I also loved Gotlieb’s neat, lively dialogue. There isn’t a ton of worldbuilding in the book, it’s sketched sparsely enough that a reader pictures Sorrel Park automatically as whatever little podunk, industrial town they’re familiar with. It’s the characters and their speech that really shine – surreptitious whispers, frenzied yelling, the whoops of a war-party of kids versus the shouted commands of the actual army. You don’t see much of the buildings or the tech, but you see a lot of the people.  


The book isn’t without its flaws, of course; it’s a product of its time, as well as, clearly, a product of some pretty deliberate and pretty gross misinformation about human intelligence and developmental disabilities that strays well into eugenics territory and then just kind of unrepentantly hangs out there. Actual slurs get tossed around not just by children but adults, and not just as insults but as descriptors. It’s enough to break your concentration, as a reader in 2016, which is something I truly hate a book doing, whether SFF or not. It’s not precisely that it breaks the willing suspension of disbelief, but it’s like having someone scream at you on the bus or something, something unwanted and intrusive.

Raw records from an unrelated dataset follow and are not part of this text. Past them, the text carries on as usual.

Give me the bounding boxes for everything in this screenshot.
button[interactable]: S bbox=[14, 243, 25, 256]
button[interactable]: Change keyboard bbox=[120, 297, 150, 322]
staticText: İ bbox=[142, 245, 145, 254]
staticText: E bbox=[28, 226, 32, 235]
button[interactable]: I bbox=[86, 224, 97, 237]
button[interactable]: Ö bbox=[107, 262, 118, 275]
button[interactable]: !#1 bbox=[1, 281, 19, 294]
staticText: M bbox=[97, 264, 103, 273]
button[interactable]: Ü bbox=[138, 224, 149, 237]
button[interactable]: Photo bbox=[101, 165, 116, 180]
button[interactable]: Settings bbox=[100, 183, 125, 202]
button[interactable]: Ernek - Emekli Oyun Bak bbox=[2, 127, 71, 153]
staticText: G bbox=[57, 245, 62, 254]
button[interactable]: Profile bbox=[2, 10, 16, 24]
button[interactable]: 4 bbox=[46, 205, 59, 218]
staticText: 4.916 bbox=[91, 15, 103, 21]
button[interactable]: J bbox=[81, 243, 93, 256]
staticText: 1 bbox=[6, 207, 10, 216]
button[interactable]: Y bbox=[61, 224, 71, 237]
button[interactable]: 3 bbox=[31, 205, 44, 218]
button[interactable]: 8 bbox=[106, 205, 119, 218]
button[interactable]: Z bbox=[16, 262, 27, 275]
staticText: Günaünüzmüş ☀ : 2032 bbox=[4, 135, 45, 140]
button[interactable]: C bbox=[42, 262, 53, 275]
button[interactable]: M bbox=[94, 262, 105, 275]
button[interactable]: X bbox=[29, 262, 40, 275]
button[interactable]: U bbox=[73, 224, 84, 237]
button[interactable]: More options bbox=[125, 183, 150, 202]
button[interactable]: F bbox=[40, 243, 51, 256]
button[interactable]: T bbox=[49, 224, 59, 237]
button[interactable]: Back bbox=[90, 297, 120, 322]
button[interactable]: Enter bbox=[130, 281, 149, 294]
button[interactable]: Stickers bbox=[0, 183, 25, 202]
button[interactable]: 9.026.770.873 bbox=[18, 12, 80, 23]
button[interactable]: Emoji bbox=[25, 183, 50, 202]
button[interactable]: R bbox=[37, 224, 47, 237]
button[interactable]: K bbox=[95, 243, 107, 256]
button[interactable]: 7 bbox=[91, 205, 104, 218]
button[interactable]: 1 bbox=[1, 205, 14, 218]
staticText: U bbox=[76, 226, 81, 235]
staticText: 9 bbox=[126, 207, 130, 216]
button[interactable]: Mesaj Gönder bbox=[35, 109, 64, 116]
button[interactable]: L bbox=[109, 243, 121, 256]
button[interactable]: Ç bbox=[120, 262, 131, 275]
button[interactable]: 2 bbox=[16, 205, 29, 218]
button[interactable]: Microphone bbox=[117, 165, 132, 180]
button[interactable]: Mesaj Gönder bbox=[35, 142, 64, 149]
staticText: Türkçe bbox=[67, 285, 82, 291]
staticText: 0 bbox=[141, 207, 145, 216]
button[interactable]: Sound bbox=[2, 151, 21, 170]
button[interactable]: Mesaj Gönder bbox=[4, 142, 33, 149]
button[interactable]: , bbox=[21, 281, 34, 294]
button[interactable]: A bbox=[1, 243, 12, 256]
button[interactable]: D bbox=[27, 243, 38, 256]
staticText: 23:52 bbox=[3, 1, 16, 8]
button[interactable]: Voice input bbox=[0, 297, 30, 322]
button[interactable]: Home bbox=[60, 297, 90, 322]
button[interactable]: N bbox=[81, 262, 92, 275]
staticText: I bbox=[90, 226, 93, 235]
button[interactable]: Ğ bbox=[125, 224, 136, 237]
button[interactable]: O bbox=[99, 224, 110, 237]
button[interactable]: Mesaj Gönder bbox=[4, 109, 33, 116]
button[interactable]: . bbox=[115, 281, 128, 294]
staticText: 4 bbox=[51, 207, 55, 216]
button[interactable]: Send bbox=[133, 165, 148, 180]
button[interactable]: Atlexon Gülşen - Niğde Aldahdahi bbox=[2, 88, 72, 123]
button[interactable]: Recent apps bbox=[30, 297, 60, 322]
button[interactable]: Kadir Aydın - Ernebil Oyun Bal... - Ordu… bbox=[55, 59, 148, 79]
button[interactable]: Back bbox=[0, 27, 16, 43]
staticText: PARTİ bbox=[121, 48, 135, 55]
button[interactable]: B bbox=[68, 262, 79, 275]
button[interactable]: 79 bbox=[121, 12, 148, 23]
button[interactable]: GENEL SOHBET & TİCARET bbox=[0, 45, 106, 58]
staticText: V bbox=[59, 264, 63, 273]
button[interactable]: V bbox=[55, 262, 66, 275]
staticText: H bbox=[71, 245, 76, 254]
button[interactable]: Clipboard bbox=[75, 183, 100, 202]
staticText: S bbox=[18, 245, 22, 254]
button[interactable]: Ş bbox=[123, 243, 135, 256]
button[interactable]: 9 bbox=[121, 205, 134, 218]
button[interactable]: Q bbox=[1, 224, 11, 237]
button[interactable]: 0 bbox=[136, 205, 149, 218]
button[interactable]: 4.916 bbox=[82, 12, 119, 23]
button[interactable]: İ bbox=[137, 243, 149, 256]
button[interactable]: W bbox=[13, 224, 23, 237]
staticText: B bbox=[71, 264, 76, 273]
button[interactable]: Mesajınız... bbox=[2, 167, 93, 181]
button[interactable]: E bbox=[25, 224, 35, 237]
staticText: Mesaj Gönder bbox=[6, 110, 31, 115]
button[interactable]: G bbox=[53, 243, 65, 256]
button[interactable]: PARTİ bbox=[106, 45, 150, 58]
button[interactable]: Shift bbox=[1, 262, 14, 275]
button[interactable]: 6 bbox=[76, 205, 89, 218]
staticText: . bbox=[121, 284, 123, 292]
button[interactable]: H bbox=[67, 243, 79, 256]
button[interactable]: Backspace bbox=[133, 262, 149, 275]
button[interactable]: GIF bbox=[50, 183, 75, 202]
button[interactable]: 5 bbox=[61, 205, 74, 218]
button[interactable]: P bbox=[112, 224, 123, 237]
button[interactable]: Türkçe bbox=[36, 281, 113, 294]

My last thoughts as I finished the book were how much I wish it had a sequel – you know, I’ve read a few series in the past few years where I was like “Oh God, send help” because it was so clear that the author was writing a series that would have been far superior as a single book simply because their agent told them that series were more likely to sell. (Sort of the book equivalent of turning ‘The Hobbit,’ a 90-page book, into 10 1/2  hours of movie.) Mainly, there’s a point at which it’s uncomfortably raised that this situation could be happening all over the world, but the characters aren’t able to explore it – where? What other reactors have melted down? How are they coping? Do they need help? Could they offer help? What tech is being used? And so on. That would have made a really good sequel, if not series. My current plan is to hunt down some of her other work and see if it ever gets mentioned, if things happen in the same universe, or if any of the surviving characters reappear; you never know.